AGL Energy (AGL) H2 2024 earnings summary
Event summary combining transcript, slides, and related documents.
H2 2024 earnings summary
3 Jun, 2026Executive summary
Delivered strong financial and operational performance in FY24, with underlying profit after tax of AUD 812 million, up 189% year-over-year, and underlying EBITDA up 63%, driven by higher wholesale electricity prices, improved fleet availability, and customer growth.
Advanced decarbonisation strategy, nearly doubling the development pipeline to 6.2 GW, with acquisitions of Firm Power and Terrain Solar, and significant progress in battery portfolio expansion.
Strategic partnership and 20% equity investment in Kaluza to drive retail transformation and digital customer experience, targeting AUD 70–90 million annual pre-tax savings from FY29.
Expanded Customer Support Package to $90 million to address cost-of-living pressures, with $63 million delivered in FY24.
Maintained focus on ESG, reducing Scope 1 and 2 emissions by 23% against FY19 baseline and progressing gender equality and First Nations procurement targets.
Financial highlights
Underlying profit after tax reached AUD 812 million, a 189% increase from the prior year; underlying EBITDA up 63% to $2,216 million.

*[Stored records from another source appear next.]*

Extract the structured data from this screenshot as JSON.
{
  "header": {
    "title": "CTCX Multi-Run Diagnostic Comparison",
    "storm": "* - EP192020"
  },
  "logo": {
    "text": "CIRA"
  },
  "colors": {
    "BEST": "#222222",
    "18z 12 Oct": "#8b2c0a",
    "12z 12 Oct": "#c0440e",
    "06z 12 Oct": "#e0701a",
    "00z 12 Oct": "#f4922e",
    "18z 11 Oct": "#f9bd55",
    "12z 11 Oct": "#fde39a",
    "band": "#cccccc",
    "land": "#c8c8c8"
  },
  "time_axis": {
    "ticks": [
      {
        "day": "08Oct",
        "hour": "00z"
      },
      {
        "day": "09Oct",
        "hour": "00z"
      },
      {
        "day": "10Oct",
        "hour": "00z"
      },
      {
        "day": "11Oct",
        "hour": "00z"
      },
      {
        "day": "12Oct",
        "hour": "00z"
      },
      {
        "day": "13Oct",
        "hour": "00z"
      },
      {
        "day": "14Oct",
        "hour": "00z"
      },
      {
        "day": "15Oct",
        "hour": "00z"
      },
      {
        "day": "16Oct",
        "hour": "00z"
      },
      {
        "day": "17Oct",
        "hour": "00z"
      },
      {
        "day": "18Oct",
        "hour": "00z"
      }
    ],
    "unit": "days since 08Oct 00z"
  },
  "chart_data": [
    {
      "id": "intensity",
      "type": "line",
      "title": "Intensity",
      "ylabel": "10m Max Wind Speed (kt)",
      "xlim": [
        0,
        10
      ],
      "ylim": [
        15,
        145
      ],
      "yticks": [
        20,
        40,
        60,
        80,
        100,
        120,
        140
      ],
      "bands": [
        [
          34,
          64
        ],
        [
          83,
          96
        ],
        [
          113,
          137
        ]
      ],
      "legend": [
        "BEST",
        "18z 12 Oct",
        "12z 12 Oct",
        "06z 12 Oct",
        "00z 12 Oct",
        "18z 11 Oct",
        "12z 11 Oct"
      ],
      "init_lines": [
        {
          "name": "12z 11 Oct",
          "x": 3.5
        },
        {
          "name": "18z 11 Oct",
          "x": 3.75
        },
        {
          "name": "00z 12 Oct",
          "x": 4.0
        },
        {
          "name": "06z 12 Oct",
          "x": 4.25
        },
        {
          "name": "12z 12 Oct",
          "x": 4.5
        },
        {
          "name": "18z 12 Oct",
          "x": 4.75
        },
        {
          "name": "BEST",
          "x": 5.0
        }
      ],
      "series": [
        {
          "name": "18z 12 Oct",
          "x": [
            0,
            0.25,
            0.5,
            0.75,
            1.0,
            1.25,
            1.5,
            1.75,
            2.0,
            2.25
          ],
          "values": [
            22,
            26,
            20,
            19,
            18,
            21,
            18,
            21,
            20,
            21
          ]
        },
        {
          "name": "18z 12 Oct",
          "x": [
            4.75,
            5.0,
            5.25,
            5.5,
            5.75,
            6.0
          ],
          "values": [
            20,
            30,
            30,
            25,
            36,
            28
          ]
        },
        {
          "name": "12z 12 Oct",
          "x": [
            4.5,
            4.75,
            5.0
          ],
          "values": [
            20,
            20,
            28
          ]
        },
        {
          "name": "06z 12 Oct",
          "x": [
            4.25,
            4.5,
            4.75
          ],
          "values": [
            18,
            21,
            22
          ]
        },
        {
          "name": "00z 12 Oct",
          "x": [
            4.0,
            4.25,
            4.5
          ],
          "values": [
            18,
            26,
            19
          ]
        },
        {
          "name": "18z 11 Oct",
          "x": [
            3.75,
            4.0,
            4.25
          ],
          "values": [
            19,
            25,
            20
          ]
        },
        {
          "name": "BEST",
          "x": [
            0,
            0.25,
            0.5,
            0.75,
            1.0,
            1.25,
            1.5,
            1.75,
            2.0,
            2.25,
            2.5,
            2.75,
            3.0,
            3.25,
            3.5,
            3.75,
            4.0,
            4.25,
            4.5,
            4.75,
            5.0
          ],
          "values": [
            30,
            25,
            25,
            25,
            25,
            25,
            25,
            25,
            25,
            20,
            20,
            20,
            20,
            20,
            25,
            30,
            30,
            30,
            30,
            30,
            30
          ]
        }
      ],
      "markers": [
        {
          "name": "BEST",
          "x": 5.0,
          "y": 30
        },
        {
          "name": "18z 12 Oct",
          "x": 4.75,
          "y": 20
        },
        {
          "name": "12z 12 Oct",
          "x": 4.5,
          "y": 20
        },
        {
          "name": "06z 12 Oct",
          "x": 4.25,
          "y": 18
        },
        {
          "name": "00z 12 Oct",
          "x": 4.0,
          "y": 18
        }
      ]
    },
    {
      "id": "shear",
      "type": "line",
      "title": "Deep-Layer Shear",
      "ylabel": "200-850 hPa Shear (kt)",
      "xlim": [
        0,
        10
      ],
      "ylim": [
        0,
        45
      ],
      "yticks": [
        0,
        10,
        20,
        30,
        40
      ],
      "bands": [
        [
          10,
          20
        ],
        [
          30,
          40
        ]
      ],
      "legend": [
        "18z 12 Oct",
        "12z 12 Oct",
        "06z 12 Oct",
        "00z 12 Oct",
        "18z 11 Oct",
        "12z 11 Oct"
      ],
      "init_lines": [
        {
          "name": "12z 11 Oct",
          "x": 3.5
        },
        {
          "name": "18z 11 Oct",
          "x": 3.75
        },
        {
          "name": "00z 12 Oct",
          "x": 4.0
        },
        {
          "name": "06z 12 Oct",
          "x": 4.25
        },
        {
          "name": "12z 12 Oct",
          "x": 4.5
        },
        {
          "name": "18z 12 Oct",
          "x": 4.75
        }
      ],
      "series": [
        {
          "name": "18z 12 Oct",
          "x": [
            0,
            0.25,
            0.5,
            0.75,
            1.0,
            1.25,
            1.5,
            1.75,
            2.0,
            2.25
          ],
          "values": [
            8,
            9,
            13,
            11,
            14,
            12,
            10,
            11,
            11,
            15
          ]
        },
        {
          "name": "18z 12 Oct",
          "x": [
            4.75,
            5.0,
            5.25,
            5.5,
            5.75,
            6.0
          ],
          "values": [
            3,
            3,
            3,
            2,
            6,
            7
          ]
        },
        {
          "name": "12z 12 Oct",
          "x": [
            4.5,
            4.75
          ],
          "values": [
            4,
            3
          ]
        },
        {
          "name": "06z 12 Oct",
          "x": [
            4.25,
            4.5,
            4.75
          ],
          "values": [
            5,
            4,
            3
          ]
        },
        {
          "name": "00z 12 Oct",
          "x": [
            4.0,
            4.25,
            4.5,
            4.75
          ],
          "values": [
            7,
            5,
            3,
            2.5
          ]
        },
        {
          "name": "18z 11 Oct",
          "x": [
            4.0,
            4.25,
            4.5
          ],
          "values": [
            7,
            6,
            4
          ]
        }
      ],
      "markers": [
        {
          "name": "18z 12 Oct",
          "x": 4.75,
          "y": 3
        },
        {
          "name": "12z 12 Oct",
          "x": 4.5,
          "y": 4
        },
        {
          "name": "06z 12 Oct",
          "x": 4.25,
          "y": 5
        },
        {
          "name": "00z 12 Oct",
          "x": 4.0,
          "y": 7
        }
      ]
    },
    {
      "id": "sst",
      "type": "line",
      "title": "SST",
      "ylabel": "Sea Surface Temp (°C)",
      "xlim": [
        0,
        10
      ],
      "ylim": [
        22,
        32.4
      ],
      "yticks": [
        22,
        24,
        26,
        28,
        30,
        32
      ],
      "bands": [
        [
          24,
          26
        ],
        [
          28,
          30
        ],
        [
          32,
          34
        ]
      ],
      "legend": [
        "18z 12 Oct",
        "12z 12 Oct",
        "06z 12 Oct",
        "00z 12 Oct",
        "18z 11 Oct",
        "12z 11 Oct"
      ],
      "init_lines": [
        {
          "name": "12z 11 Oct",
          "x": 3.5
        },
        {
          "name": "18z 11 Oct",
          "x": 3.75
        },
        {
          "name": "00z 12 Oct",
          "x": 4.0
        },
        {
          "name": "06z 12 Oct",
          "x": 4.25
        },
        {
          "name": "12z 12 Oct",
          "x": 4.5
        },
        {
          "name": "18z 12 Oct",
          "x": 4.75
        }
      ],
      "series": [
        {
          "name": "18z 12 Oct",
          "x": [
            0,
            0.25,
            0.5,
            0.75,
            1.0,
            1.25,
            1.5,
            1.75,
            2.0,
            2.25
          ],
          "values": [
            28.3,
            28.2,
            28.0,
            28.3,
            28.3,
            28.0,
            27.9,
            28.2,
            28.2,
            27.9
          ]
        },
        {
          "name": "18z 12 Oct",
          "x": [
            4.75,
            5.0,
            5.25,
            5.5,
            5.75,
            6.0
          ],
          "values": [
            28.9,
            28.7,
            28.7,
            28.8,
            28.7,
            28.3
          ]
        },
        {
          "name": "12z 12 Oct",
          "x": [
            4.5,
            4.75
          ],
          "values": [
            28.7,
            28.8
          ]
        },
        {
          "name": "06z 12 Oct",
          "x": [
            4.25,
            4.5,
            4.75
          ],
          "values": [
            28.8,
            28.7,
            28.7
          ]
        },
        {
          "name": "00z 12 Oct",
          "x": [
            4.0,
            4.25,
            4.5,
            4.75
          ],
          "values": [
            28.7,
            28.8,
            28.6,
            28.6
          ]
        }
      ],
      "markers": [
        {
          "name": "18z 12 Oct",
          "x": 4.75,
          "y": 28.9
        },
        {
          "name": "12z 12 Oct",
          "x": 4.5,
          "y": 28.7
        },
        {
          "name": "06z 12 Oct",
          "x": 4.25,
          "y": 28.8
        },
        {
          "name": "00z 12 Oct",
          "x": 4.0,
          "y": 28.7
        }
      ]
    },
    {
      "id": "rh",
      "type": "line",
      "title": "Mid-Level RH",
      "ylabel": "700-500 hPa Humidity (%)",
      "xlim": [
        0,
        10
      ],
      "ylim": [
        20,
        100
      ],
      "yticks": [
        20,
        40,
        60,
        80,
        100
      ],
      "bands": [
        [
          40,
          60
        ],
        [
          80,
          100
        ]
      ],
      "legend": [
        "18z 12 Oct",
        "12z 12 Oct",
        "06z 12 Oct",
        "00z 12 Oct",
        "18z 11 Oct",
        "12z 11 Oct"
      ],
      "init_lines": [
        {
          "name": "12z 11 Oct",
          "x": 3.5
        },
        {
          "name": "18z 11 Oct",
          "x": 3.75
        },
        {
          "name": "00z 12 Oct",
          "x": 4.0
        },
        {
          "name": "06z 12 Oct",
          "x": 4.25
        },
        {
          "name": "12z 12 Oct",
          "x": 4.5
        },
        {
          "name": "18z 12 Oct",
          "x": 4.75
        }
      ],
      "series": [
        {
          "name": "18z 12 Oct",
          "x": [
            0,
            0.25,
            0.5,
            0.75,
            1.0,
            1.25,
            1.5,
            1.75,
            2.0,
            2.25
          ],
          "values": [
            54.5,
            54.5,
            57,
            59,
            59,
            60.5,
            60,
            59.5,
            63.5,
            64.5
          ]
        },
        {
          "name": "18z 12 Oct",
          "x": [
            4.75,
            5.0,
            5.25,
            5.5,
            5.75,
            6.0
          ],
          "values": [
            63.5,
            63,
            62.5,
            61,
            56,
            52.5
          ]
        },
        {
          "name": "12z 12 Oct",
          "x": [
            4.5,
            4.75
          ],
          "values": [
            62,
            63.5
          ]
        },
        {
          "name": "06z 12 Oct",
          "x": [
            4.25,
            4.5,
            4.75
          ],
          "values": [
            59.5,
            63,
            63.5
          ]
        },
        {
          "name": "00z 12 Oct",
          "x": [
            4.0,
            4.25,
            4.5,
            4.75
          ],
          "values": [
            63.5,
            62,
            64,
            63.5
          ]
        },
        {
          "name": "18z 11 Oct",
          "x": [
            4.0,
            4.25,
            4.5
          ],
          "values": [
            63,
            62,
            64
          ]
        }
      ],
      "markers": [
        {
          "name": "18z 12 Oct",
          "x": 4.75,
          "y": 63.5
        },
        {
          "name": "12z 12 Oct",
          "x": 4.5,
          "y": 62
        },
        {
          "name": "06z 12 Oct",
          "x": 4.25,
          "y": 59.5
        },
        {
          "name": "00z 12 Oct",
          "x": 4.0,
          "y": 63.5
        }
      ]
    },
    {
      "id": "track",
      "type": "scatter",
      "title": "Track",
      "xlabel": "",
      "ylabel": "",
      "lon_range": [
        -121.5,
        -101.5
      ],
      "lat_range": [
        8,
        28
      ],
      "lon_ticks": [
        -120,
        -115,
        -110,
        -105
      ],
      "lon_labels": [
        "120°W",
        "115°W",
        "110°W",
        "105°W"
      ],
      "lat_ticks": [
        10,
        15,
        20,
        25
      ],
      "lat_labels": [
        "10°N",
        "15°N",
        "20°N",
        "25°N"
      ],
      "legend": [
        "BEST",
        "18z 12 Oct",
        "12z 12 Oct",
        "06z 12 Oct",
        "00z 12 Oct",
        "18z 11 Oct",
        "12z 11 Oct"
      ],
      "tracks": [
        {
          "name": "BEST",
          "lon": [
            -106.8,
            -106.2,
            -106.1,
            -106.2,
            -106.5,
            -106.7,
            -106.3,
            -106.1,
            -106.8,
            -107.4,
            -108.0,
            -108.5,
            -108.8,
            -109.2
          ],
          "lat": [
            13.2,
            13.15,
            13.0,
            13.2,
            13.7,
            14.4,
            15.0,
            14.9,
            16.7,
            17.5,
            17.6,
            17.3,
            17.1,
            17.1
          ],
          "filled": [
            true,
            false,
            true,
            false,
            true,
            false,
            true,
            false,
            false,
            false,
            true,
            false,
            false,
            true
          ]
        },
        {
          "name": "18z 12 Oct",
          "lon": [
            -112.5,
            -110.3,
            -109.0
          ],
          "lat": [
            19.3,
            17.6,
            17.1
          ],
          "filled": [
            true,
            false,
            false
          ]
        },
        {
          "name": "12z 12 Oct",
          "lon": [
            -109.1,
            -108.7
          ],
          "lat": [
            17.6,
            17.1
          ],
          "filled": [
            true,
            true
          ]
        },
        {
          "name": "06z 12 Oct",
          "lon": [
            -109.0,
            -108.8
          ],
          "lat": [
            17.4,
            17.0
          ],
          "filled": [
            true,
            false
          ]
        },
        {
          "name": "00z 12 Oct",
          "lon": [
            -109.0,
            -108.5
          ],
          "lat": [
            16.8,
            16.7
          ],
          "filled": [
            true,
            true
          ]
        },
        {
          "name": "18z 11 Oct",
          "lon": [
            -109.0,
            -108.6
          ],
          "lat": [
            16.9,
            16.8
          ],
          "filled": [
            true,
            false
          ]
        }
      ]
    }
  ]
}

Statutory NPAT of $711 million; operating free cash flow up 169% to $1,355 million, with cash and undrawn committed debt facilities totaling $1,701 million at June 30, 2024.
Total dividend for FY24 was AUD 0.61 per share, up 97% year-over-year, with a 50% payout ratio.
Net debt reduced by AUD 942 million to $1.8 billion, supported by strong cash generation and no major refinancing required until FY26.
Return on equity increased to 14.9%, and return on capital invested to 13.5%.
Outlook and guidance
FY25 underlying EBITDA guidance set between $1,870 and $2,170 million; underlying NPAT guidance between $530 and $730 million, reflecting expected earnings decrease due to lower wholesale prices and margin compression.
Operating costs projected to remain broadly flat, with higher depreciation and amortization anticipated.
Dividend policy remains at 50%-75% of underlying NPAT, with intention to begin paying partially franked dividends from FY25 interim dividend.
Sustaining capital spend on thermal assets to remain in the AUD 400–500 million range annually.
Guidance subject to regulatory, trading, and plant availability risks.